Stannum/blog/

Sony ARW distortion correction

2018-05-09 Permalink

Raw output of Sony cameras is saved in its proprietary ARW format. It is a TIFF-based format that stores a lot of undocumented and partially encrypted metadata. Some have already tried to reverse engineer the format[1][2], but most of it still remains unknown.

Here I summarize my findings of how the distortion correction is applied. The following is my best guesses based on the ILCE-7RM2 I have. The results were also checked against ILCE-7M2 and ZV-1[3] cameras.

Cropping

The raster in the ARW is bigger (8000×5320) than the in-camera JPEG (7952×5304). One source of discrepancy is the presence of an overscan along the right edge; these pixels simply repeat the rightmost Bayer cell multiple times:

A crop from the right edge of a raw image, featuring overscan.

Cropping the overscan yields a 7968×5320 raster. This corresponds to the Sony­Image­Width­Max and Sony­Image­Height­Max tags reported by ExifTool.

At this stage the radial corrections are applied as described below, with the optical center located at the center of this image (i.e. (3984, 2660) for my camera).

After the image is demosaiced, corrected and enhanced, the camera crops 7952×5304 pixels from the center to produce the final JPEG. This corresponds to Sony­Image­Width and Sony­Image­Height, whose values are also duplicated in the EXIF tags. Some cameras have explicit DefaultCropOrigin and DefaultCropSize that allow off-center cropping.

Undistortion

The distortion correction coefficients are stored in the Distortion­Corr­Params tag (in both SR2 directory and the RAW directory) as a sequence of 16-bit signed integers. The first in the sequence is the number of the following valid coefficients. Unlike some software that uses polynomial coefficients to describe lens distortion, Sony’s coefficients describe knots of a spline instead. For example:

DistortionCorrParams: 16 -5 -1 4 11 18 26 35 43 49 54 55 51 40 21 -11 -58

Graphing them gives a curve like this:

The knots of the spline are spread evenly between the center and the corner of the frame. Let C denote the center and rmax = ∥C∥ the distance to the corner.

The mapping from the corrected point to the distorted (captured) frame is given by the function:

distorted(X) = C + (X − C) g(∥X − C∥) s−1

where

g(r) = 1 + 2−14 f((n − 1)r/rmax),
s = maxX ∈ edge g(∥X − C∥),

f(r) is the spline defined by DistortionCorrParams, and n is the number of its knots.

Chromatic aberration

The chromatic aberration (CA) coefficients are stored in the Chromatic­Aberration­Corr­Params tag:

ChromaticAberrationCorrParams: 32 384 384 384 384 384 256 256 256 256 256 128 128 128 128 0 0 -256 -256 -256 -256 -256 -256 -256 -256 -256 -256 -128 -128 -128 -128 -128 0

Just like with the distortion curve, the first number in the sequence is the number of the following valid coefficients. However, this time there are two curves encoded within, for the red and blue corrections respectively.

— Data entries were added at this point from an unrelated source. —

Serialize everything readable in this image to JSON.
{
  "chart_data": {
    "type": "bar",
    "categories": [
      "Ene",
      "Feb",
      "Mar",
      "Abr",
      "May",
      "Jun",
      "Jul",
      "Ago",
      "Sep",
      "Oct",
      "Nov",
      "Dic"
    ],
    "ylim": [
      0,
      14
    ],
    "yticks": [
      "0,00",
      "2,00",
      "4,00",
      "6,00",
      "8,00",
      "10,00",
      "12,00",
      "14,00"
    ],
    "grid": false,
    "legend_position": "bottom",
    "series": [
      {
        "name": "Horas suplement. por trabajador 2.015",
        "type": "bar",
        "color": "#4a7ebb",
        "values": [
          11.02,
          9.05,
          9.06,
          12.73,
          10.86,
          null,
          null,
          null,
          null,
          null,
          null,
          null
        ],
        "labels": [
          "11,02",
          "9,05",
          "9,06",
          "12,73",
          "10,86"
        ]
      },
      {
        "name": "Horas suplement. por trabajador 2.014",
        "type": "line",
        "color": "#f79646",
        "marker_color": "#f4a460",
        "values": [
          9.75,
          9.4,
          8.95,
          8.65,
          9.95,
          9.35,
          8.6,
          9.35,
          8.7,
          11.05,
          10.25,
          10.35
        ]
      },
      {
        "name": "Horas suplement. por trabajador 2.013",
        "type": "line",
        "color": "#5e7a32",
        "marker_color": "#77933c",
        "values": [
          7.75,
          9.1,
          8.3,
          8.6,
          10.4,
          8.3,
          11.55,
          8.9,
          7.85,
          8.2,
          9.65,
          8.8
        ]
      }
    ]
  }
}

Their graphs look like:

The mapping is done in a manner similar to the distortion correction, however this time the multiplier is different and there’s no radial scaling factor (s=1):

distorted(X) = C + (X − C) g(∥X − C∥)
g(R) = 1 + 2−21 f((n-1)r/rmax)

I assume that CA is applied before the lens distortion, possibly prior to demosaicing.

APS-C mode

In the APS-C mode the camera reads a smaller portion of the sensor. Nevertheless, the process of cropping the overscan and undistorting is identical, except that there are less coefficients describing the splines. Spline knots are still distributed uniformly from the center to the corner of the cropped frame.

Same applies to cameras with smaller sensors.

Results

Each panel below contains the same cropped patches obtained through four different methods. Each column corresponds to a different radius from the center of the frame.

ARW without corrections
ARW with CA correction
ARW with distortion and CA correction
Camera JPEGs

Conclusion

The process described above gives good results, but it does not exactly match the in-camera JPEGs. There is still a visible radial offset in some regions. It might be attributed to different spline interpolation methods, different rmax factors, different order of operations, or other unknown factors.

Footnotes

  1. Dave Coffin of dcraw figured out the decryption of the SR2 subdirectory.
  2. See Summary: Sony’s ARW (v2.3.1) embedded lens-correction data by variousphotography for previous lens-correction reverse engineering attempts.
  3. Special thanks to Jim Solomon for providing ZV-1 ARWs.